Rembert came to ETSU with the reputation as a big, strong, athletic shooting guard. His college-ready size and overall skill level attracted as many as 11 offers, with at least a dozen or so additional schools showing interest. ESPN Insider said this of Rembert in 2010:
Rembert is a true shooting guard that is also a very good athlete. He spots up in transition and can catch lobs when he is ahead of the pack. He can make open threes with needed time and space. Rembert has a good mid range game as well.
Fortunately for Rashawn, a precedent exists for players who initially played sparingly, but were later rewarded for their patience and perseverance.
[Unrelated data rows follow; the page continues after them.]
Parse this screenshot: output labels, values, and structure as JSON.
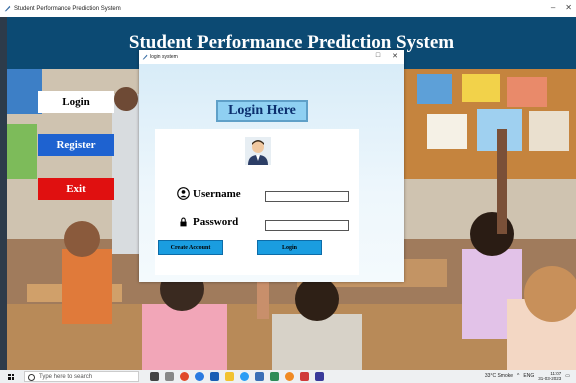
{
  "window": {
    "title": "Student Performance Prediction System"
  },
  "header": {
    "title": "Student Performance Prediction System"
  },
  "sidebar": {
    "login_label": "Login",
    "register_label": "Register",
    "exit_label": "Exit"
  },
  "dialog": {
    "title": "login system",
    "heading": "Login Here",
    "username_label": "Username",
    "password_label": "Password",
    "create_account_label": "Create Account",
    "login_label": "Login"
  },
  "taskbar": {
    "search_placeholder": "Type here to search",
    "weather": "33°C Smoke",
    "language": "ENG",
    "time": "11:07",
    "date": "31-03-2023"
  },
  "colors": {
    "header_bg": "#0c4a73",
    "register_bg": "#1e62d0",
    "exit_bg": "#e01010",
    "dialog_button": "#1a9de0"
  }
}
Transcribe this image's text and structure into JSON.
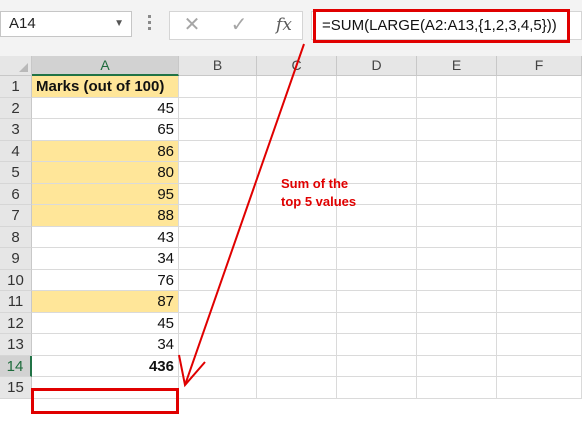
{
  "name_box": {
    "value": "A14",
    "dropdown_icon": "chevron-down-icon"
  },
  "formula_bar": {
    "cancel_icon": "close-icon",
    "enter_icon": "checkmark-icon",
    "fx_label": "fx",
    "formula": "=SUM(LARGE(A2:A13,{1,2,3,4,5}))"
  },
  "columns": [
    "A",
    "B",
    "C",
    "D",
    "E",
    "F"
  ],
  "selected_column": "A",
  "rows": [
    {
      "num": "1",
      "a": "Marks (out of 100)"
    },
    {
      "num": "2",
      "a": "45"
    },
    {
      "num": "3",
      "a": "65"
    },
    {
      "num": "4",
      "a": "86"
    },
    {
      "num": "5",
      "a": "80"
    },
    {
      "num": "6",
      "a": "95"
    },
    {
      "num": "7",
      "a": "88"
    },
    {
      "num": "8",
      "a": "43"
    },
    {
      "num": "9",
      "a": "34"
    },
    {
      "num": "10",
      "a": "76"
    },
    {
      "num": "11",
      "a": "87"
    },
    {
      "num": "12",
      "a": "45"
    },
    {
      "num": "13",
      "a": "34"
    },
    {
      "num": "14",
      "a": "436"
    },
    {
      "num": "15",
      "a": ""
    }
  ],
  "highlight_fill": "#ffe699",
  "annotation": {
    "line1": "Sum of the",
    "line2": "top 5 values",
    "color": "#e00000"
  }
}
Most notably, perhaps, was Zakee Wadood, who as a freshman, averaged 9.0 mpg en route to becoming one of the nation’s elite defenders and one of the best ETSU players of all time. Of recent vintage, Tommy Hubbard also got very limited freshman minutes. (6.2 minutes over 19 games). But like Tommy, Rembert has a physical, athletic 6’4” body, and the basketball pedigree to make the kind of leap forward that Tommy did in his sophomore year. Also like Tommy or Micah Williams, needs to find a way to score effectively on the D1 level. But there is no reason he can’t become the kind of strong college player that they were. If Sheldon Cooley can make himself a 3 point shooter, so can Rashawn. Cooley, Dubose and Jones all graduate this year. Next year it will be up to Rashawn, Petey and Mario at guard. As for this season, Rashawn provides the dimension of size at shooting guard, which could prove useful depending on the matchup.